B.C.’s energy minister Bruce Ralston stopped by northwest B.C. and toured the LNG Canada facility and met with local leaders on July 27.
In a statement, Ralston said he toured LNG Canada with Haisla Chief Crystal Smith who later hosted the minister in Kitamaat Village.
About the tour, the minister said he spoke with workers about how the project is providing good-paying jobs, supporting the local economy, and will be one of the lowest-emission LNG producers in the world.
“I’d like to thank Chief Crystal Smith for spending her valuable time, sharing her stories with me, and hosting us at Kitamaat Village, where I saw ways that the Nechako-Kitimaat Development Fund is having a direct impact.
The Nechako-Kitimaat Development Fund (NKDF) has provided more than $12M across the north, making communities better for people who live, work, and play there. The fund was created in 1999 after the province and Kitimat-based Alcan (Rio Tinto) each contributed $7.5 million.
Smith said Haisla Nation was pleased to have the minister and his team reach out to them.

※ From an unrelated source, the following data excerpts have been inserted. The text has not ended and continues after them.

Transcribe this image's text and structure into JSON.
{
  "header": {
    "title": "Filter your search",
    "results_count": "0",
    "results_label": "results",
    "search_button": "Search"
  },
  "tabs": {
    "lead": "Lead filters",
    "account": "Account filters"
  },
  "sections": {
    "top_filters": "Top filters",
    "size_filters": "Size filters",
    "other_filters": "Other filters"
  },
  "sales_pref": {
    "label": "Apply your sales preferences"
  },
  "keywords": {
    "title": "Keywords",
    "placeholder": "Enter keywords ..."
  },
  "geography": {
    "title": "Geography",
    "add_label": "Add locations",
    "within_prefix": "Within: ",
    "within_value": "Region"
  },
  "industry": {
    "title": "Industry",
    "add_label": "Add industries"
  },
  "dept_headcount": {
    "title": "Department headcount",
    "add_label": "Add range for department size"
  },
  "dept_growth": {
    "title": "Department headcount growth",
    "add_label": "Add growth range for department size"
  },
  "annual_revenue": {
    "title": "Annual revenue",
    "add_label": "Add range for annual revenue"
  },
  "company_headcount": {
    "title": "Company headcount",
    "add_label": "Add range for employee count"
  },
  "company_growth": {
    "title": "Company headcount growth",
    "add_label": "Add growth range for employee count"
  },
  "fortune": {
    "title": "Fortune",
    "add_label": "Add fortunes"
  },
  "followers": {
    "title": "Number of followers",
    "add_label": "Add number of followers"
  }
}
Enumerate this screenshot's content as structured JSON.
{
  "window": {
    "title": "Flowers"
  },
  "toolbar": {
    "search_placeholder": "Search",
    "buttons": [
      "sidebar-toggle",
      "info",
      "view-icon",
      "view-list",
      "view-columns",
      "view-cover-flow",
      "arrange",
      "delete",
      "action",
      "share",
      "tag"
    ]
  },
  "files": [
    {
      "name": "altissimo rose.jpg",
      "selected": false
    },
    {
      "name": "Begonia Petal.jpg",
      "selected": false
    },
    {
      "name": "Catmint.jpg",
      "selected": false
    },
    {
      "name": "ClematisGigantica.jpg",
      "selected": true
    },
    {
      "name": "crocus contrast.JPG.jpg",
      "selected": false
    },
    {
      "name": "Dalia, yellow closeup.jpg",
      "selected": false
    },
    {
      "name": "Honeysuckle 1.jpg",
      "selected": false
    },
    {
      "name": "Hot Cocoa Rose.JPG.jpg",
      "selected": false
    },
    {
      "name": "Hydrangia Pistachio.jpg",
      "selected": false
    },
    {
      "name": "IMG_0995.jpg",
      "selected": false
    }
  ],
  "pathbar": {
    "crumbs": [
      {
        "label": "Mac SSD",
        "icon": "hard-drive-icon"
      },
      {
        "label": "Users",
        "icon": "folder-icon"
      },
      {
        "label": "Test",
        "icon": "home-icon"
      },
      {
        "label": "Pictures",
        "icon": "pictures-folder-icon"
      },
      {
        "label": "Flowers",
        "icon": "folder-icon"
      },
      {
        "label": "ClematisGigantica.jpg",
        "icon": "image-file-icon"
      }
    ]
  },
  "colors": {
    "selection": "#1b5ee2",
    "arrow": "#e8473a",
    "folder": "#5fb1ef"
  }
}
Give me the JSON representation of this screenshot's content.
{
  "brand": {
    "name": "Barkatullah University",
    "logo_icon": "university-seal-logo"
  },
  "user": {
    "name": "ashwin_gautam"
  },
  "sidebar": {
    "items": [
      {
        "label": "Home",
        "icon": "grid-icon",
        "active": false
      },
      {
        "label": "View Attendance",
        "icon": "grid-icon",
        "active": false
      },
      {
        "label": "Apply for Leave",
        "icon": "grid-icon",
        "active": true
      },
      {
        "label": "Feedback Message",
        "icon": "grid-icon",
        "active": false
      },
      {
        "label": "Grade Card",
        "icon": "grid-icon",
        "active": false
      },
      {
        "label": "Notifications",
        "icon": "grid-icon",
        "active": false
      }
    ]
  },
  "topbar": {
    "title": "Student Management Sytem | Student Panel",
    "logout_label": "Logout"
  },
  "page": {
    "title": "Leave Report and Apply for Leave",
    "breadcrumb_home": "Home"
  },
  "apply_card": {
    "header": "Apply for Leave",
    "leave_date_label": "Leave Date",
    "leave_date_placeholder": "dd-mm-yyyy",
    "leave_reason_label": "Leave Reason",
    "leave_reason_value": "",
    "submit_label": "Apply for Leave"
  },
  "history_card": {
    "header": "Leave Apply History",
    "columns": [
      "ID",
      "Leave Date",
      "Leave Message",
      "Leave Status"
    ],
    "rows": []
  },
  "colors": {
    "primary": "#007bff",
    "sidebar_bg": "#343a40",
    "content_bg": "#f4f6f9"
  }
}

“I would view it [the visit] as a support that he [Ralston] is genuinely interested in coming to see the activity that’s happening in our territory…”
Smith also said it was good to see the minister getting directly caught up on the project and hearing some of the issues that the project and the communities are facing and being genuinely interested to see progress and continue to work towards solutions.
Ralston was given a peek in to Haisla’s latest energy project Cedar LNG, which was a big part of the discussion, said Smith.
“It was great for him to see the employment aspect and everything that we’ve been able to accomplish this far with other revenues and our economy, ” Smith said.
She said the minister received finer details of the challenges the project is facing, adding, the First Nation is looking forward to the province’s support and collaboration in working towards economic reconciliation for the Haisla with Cedar LNG.
Ralston also visited the newly constructed youth centre in Kitamaat Village. The $7 million building opened its doors on July 6 and was constructed with sustainable engineering, keeping in mind rising sea levels and the community’s proximity to the water.
Smith said the Haisla Nation is working towards more buildings and infrastructure that that will go in line with objectives of reducing emissions and utilizing recycled items as much as possible.
Ralston, who is the minister responsible for energy, mines and low carbon innovation also said he was pleased to see an electric heat pump installed at the building in a northern community. “(It) shows that this technology works in northern communities,” Ralston tweeted about it later.
Following the tour, the minister met with District of Kitimat Mayor Phil Germuth and council to discuss economic opportunities for Kitimat in the province’s planned low-carbon future.
“I am pleased to learn Kitimat’s desire to expand electric vehicle infrastructure and value chain, as well as the district’s efforts to improve energy efficiency in the building sector,” Ralston said.